The research found that holidaymakers in some areas had to stump up an additional £25 to change £500 into Euros.
The Post Office and Thomas Cook proved to be the worst culprits when it came to differences in regional exchange prices, effectively subjecting consumers to a “postcode lottery”.
Which? examined the pound-euro exchange in ten UK regions, looking at rates offered by Thomas Cook, the Post Office, Marks & Spencer, Tesco, Sainsbury’s and Asda. It found that there were “unfair” variations in exchange rates from city to city.
A difference of €31 was recorded when Which? exchanged £500 in Thomas Cook branches in Sheffield and Manchester, where it received €585 and €554 respectively.
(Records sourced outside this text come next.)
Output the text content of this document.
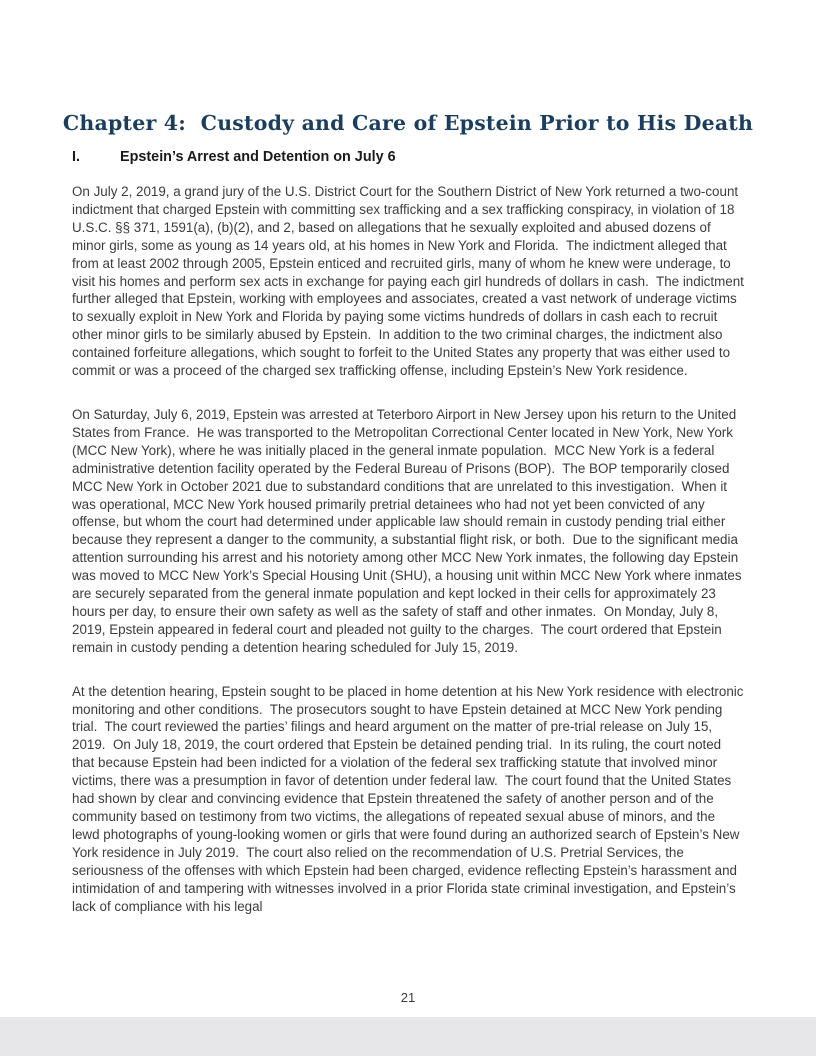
Chapter 4:  Custody and Care of Epstein Prior to His Death
I.	Epstein’s Arrest and Detention on July 6

On July 2, 2019, a grand jury of the U.S. District Court for the Southern District of New York returned a two-count indictment that charged Epstein with committing sex trafficking and a sex trafficking conspiracy, in violation of 18 U.S.C. §§ 371, 1591(a), (b)(2), and 2, based on allegations that he sexually exploited and abused dozens of minor girls, some as young as 14 years old, at his homes in New York and Florida.  The indictment alleged that from at least 2002 through 2005, Epstein enticed and recruited girls, many of whom he knew were underage, to visit his homes and perform sex acts in exchange for paying each girl hundreds of dollars in cash.  The indictment further alleged that Epstein, working with employees and associates, created a vast network of underage victims to sexually exploit in New York and Florida by paying some victims hundreds of dollars in cash each to recruit other minor girls to be similarly abused by Epstein.  In addition to the two criminal charges, the indictment also contained forfeiture allegations, which sought to forfeit to the United States any property that was either used to commit or was a proceed of the charged sex trafficking offense, including Epstein’s New York residence.

On Saturday, July 6, 2019, Epstein was arrested at Teterboro Airport in New Jersey upon his return to the United States from France.  He was transported to the Metropolitan Correctional Center located in New York, New York (MCC New York), where he was initially placed in the general inmate population.  MCC New York is a federal administrative detention facility operated by the Federal Bureau of Prisons (BOP).  The BOP temporarily closed MCC New York in October 2021 due to substandard conditions that are unrelated to this investigation.  When it was operational, MCC New York housed primarily pretrial detainees who had not yet been convicted of any offense, but whom the court had determined under applicable law should remain in custody pending trial either because they represent a danger to the community, a substantial flight risk, or both.  Due to the significant media attention surrounding his arrest and his notoriety among other MCC New York inmates, the following day Epstein was moved to MCC New York’s Special Housing Unit (SHU), a housing unit within MCC New York where inmates are securely separated from the general inmate population and kept locked in their cells for approximately 23 hours per day, to ensure their own safety as well as the safety of staff and other inmates.  On Monday, July 8, 2019, Epstein appeared in federal court and pleaded not guilty to the charges.  The court ordered that Epstein remain in custody pending a detention hearing scheduled for July 15, 2019.

At the detention hearing, Epstein sought to be placed in home detention at his New York residence with electronic monitoring and other conditions.  The prosecutors sought to have Epstein detained at MCC New York pending trial.  The court reviewed the parties’ filings and heard argument on the matter of pre-trial release on July 15, 2019.  On July 18, 2019, the court ordered that Epstein be detained pending trial.  In its ruling, the court noted that because Epstein had been indicted for a violation of the federal sex trafficking statute that involved minor victims, there was a presumption in favor of detention under federal law.  The court found that the United States had shown by clear and convincing evidence that Epstein threatened the safety of another person and of the community based on testimony from two victims, the allegations of repeated sexual abuse of minors, and the lewd photographs of young-looking women or girls that were found during an authorized search of Epstein’s New York residence in July 2019.  The court also relied on the recommendation of U.S. Pretrial Services, the seriousness of the offenses with which Epstein had been charged, evidence reflecting Epstein’s harassment and intimidation of and tampering with witnesses involved in a prior Florida state criminal investigation, and Epstein’s lack of compliance with his legal

21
This means that holidaymakers are short-changed by roughly £25, money that could have been put towards other travel expenses.
“While we understand that local competition may play a part in the rates set, it is unfair that people are missing out on the best currency exchange rates just because of where they live,” said Richard Lloyd, executive director at Which?.
A discrepancy was also found between branches of the Post Office in London, Glasgow and Birmingham. While €578.50 was offered in exchange for £500 at the first two branches, customers in Birmingham had to make do with lower figure of €565.
In response, the Post Office argued that it had flexible rates in 400 branches in order to be competitive, but stated that rates are consistent everywhere else.
“All of our customers are able to benefit from a uniform and highly competitive exchange rate, which is offered online for next day delivery free of charge to their home or to a Post Office branch, whichever is more convenient,” said Andrew Brown, head of travel money at the Post Office.
Significant regional differences were also found in branches of Tesco, Asda and Sainsbury’s, while M&S offered the same rates across all areas of the UK.